In May, the Justice Department moved to drop its criminal case against Michael Flynn, the former president's national security adviser, despite his twice pleading guilty to lying to federal investigators. Mr. Trump pardoned Flynn last month after the judge presiding over the case declined to immediately dismiss it at the Justice Department's request.
The top ranks of the Justice Department also intervened in a separate case involving Roger Stone, Mr. Trump's longtime informal adviser who was found guilty on seven charges of obstruction, making false statements and witness tampering.
Just before Stone was set to be sentenced in February, the four federal prosecutors involved in his case abruptly withdrew from it after senior Justice Department officials overruled their initial recommendation that Stone receive seven to nine years in prison. One of the prosecutors who stepped down from Stone's case, Aaron Zelinsky, told the House Judiciary Committee in June the department intervened because of Stone's relationship with the president and called the move "unprecedented."
Stone was sentenced to 40 months in prison, but Mr. Trump commuted his sentence in July, days before he was set to report to prison.
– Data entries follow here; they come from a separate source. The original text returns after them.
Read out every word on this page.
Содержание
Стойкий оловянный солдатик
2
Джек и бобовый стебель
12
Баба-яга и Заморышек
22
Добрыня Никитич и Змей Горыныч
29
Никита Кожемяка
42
Barr has also hand-picked U.S. attorneys to further examine the FBI's investigation into Russian meddling in the 2016 election, which was taken over by special counsel Robert Mueller. The probe, which also looked into ties between members of the Trump campaign and Russia, has long been a target of Mr. Trump's, as he calls it a "hoax" that was perpetrated by FBI and Justice Department officials to undermine his presidency.
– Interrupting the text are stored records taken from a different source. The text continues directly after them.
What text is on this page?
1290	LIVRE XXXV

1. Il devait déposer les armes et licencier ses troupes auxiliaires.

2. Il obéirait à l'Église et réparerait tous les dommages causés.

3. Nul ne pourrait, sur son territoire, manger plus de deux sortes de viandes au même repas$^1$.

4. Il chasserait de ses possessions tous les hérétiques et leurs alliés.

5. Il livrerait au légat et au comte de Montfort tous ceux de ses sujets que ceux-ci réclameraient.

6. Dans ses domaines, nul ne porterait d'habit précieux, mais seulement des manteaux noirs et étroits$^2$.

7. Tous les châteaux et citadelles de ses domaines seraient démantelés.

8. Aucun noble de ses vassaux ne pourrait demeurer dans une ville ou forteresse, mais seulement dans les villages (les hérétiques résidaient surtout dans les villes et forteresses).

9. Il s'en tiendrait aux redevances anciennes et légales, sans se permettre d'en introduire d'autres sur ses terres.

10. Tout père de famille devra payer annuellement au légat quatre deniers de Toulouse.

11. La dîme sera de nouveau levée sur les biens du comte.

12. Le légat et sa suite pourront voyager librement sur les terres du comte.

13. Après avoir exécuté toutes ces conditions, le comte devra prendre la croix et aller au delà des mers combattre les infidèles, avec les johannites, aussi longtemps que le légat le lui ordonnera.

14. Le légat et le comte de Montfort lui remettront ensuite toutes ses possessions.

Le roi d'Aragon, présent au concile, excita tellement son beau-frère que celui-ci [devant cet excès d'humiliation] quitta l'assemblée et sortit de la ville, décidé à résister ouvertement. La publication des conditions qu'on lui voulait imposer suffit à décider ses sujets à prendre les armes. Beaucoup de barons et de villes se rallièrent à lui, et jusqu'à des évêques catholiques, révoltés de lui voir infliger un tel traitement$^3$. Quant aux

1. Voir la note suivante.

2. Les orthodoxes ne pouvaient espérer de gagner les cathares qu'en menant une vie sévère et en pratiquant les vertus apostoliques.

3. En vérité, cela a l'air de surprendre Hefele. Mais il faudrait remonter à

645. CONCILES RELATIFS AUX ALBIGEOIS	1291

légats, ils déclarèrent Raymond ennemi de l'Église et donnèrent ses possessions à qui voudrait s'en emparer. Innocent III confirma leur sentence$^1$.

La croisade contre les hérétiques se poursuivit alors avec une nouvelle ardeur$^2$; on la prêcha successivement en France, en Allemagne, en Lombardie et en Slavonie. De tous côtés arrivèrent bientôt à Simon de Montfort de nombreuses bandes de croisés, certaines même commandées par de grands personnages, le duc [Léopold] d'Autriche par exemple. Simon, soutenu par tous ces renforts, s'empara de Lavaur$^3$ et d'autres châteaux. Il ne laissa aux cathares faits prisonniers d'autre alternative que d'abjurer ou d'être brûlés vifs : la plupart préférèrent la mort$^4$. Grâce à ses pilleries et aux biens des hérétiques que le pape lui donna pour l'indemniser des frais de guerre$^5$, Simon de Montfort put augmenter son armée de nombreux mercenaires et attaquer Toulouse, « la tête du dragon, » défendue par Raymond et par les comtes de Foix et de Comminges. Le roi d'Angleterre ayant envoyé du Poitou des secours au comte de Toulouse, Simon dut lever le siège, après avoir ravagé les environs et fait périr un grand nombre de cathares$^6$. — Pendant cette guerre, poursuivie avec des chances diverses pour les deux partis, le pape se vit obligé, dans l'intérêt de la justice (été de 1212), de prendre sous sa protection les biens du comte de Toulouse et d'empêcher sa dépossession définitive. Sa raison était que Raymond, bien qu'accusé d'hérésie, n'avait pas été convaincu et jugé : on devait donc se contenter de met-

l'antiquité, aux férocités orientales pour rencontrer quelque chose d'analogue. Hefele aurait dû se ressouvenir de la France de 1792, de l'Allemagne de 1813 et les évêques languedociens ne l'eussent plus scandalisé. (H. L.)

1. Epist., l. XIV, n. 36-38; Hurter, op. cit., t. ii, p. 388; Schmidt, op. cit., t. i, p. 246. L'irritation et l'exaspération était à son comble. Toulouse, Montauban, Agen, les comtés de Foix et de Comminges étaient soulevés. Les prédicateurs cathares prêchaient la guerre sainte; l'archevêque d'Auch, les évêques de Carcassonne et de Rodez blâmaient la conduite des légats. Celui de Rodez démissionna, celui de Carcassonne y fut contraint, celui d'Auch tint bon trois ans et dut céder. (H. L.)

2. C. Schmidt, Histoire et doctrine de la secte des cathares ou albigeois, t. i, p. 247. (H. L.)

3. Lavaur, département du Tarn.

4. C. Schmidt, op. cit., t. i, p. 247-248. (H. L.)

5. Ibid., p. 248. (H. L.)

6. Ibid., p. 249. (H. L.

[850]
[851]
Barr announced December 1 that he appointed John Durham, a U.S. attorney in Connecticut, to serve as Special Counsel to further investigate the FBI's Crossfire Hurricane investigation, as well as Special Counsel Rober Mueller's probe into Russian interference in the 2016 election.
Durham was originally tapped by Barr in May 2019 to examine the origins of the Russia probe and those conclusions were originally anticipated to be released by the summer of 2020. But due to the coronavirus pandemic and "additional information" Durham discovered, that deadline was not practicable.
The order from Barr formally appointing Durham was signed on October 19, over a month before Congress was informed.
"In advance of the presidential election, I decided to appoint Mr. Durham as a Special Counsel to provide him and his team with the assurance that they could complete their work, without regard to the outcome of the election," Barr wrote in his letter to Congress, adding that he is providing the notice over a month later because, "it was in the public interest to toll notification given the proximity to the presidential election."
Appointing Durham as special counsel shields him from getting potentially disbanded by the incoming Biden administration, and firing him in that capacity could only be done by the Attorney General for specific violations.
He also selected then-U.S. Attorney John Bash in May to review episodes of "unmasking" by Obama administration officials before and after the 2016 presidential election. Bash, however, did not find any substantive wrongdoing, the Washington Post reported in October.